2. The two-six degree of freedom motion testing platform for rail vehicles according to claim 1, characterized in that:

the force application units (I, V and VI) No. 1, 2 and 3 respectively comprise a pin shaft (14), a joint bearing (15), a spherical hinge lug ring (16), a pull rod (17), a force measurement sensor (18), a double lug ring (19) and an actuator (20), the force measurement sensor (18) is directly and fixedly connected with the end part of the pull rod (17), the other end of the pull rod (17) is rotatably connected with a hole in the side surface of the motion platform (J) through the spherical hinge lug ring (16), the other end of the force measurement sensor (18) is rotatably connected with the double lug ring (19) through the spherical hinge lug ring (16), the pin shaft (14) and the joint bearing (15) which are identical in structure, finally the double lug ring (19) is fixed on the actuator (20) through a bolt, the pin shaft (14) is tightly matched with an inner hole of the joint bearing (15), the joint bearing (15) is tightly matched with a through hole of the spherical hinge lug ring (16), the shaft holes on the double-ear rings (19) are in movable fit and rotary connection with the pin shafts in the spherical hinge ear rings (16).

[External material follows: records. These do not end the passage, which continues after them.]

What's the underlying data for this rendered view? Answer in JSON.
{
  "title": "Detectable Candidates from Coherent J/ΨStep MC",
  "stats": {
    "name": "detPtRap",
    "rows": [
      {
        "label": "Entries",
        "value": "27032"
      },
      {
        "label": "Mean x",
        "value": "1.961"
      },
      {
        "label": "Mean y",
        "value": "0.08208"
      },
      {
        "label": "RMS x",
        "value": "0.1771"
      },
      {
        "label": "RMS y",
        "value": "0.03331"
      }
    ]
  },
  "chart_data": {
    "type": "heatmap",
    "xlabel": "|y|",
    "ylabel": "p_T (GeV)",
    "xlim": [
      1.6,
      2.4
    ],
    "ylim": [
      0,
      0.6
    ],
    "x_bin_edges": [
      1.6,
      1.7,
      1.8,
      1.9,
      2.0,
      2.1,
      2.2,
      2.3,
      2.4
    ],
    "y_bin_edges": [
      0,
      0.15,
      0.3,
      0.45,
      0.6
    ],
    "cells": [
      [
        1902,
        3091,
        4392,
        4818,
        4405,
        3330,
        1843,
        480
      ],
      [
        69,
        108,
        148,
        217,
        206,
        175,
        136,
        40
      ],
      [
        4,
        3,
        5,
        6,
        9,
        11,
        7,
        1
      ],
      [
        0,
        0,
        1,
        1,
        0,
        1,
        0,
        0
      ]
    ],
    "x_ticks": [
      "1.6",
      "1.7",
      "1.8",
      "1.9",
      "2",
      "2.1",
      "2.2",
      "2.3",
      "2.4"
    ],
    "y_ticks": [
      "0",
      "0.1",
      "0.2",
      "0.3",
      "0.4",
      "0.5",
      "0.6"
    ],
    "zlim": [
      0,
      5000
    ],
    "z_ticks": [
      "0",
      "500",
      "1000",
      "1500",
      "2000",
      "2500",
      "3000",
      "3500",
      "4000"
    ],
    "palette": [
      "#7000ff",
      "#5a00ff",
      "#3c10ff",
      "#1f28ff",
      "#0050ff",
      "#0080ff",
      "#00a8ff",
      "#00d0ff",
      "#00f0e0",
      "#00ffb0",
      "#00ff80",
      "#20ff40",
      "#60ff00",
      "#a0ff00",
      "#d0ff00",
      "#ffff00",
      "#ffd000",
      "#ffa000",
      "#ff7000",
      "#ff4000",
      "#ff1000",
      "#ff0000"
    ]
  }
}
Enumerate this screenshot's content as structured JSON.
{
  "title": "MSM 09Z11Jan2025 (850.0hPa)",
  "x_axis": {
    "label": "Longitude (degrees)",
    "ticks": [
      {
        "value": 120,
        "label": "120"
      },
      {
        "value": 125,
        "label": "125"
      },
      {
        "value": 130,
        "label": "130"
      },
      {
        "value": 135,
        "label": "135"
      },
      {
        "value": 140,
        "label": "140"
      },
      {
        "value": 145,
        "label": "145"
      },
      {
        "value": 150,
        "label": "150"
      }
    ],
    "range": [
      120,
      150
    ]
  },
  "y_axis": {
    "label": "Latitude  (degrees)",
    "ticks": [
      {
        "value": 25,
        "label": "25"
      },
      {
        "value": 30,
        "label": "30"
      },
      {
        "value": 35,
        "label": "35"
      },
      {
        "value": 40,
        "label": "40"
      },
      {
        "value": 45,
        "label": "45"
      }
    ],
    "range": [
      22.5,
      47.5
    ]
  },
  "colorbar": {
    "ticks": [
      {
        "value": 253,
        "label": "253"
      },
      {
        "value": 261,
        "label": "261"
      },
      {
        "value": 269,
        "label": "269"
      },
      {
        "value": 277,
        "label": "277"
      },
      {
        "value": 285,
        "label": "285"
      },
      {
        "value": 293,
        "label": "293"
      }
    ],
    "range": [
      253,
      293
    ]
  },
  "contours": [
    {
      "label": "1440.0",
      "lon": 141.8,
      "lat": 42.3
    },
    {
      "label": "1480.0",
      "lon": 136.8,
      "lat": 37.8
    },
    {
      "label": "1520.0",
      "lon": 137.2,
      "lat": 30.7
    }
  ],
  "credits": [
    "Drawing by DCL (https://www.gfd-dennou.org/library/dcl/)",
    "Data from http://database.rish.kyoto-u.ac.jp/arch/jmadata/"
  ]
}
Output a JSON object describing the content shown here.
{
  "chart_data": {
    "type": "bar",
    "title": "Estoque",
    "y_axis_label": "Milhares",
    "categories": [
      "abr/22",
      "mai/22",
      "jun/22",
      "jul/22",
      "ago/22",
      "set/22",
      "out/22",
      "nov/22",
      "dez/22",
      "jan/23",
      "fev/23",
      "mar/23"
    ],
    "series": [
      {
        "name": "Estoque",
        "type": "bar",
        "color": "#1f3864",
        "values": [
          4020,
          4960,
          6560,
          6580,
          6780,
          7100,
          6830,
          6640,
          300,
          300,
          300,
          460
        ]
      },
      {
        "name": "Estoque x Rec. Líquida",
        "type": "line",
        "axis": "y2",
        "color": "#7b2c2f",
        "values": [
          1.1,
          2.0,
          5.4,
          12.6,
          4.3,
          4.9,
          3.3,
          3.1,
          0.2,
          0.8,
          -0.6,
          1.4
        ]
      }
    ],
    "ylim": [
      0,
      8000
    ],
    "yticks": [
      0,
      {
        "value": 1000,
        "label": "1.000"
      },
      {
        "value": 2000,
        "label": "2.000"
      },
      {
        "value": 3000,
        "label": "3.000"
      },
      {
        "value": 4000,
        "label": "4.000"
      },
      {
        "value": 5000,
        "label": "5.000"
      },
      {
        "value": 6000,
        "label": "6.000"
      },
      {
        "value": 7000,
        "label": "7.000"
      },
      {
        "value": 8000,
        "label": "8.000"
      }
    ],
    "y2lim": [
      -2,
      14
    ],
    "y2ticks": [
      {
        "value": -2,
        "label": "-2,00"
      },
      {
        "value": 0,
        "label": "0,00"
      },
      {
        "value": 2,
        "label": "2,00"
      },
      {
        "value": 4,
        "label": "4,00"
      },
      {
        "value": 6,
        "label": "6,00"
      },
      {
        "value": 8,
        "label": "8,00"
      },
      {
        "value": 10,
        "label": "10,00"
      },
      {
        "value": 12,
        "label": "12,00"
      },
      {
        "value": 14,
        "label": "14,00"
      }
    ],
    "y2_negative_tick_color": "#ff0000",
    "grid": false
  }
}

3. The two-six degree of freedom motion testing platform for rail vehicles according to claim 1, characterized in that:

the three-dimensional force measuring platform (VIII) consists of a force measuring platform upper plate (7), a force measuring platform base (13) and three-dimensional force sensors (8, 9, 10 and 11) 1, 2, 3 and 4, wherein the three-dimensional force sensors (8, 9, 10 and 11) 1, 2, 3 and 4 are respectively fixed at four corners between the force measuring platform base (13) and the force measuring platform upper plate (7) through bolts.

4. The two-six degree of freedom motion testing platform for rail vehicles according to claim 1, characterized in that:

fixture (IX) by No. 1 inside callipers formula fender (1), No. 2 inside callipers formula fender (2), straining bolt (3) No. 1, straining bolt (4) No. 2, No. 1 wheel straight clamp plate (5) and No. 2 wheel straight clamp plate (6) are constituteed, No. 1 inside callipers formula fender (1) and No. 2 inside callipers formula fender (2) structure are the same, and symmetry fixed connection is on dynamometry platform upper plate (7) upper surface to through 1 straining bolt (3), No. 2 straining bolt (4) fixed connection, No. 1 wheel straight clamp plate (5) and No. 2 wheel straight clamp plate (6) structure are the same, and horizontal symmetry fixed connection is at the upper surface of dynamometry platform upper plate (7) in the middle of 1 inside callipers formula fender (1) and No. 2 inside callipers formula fender (2).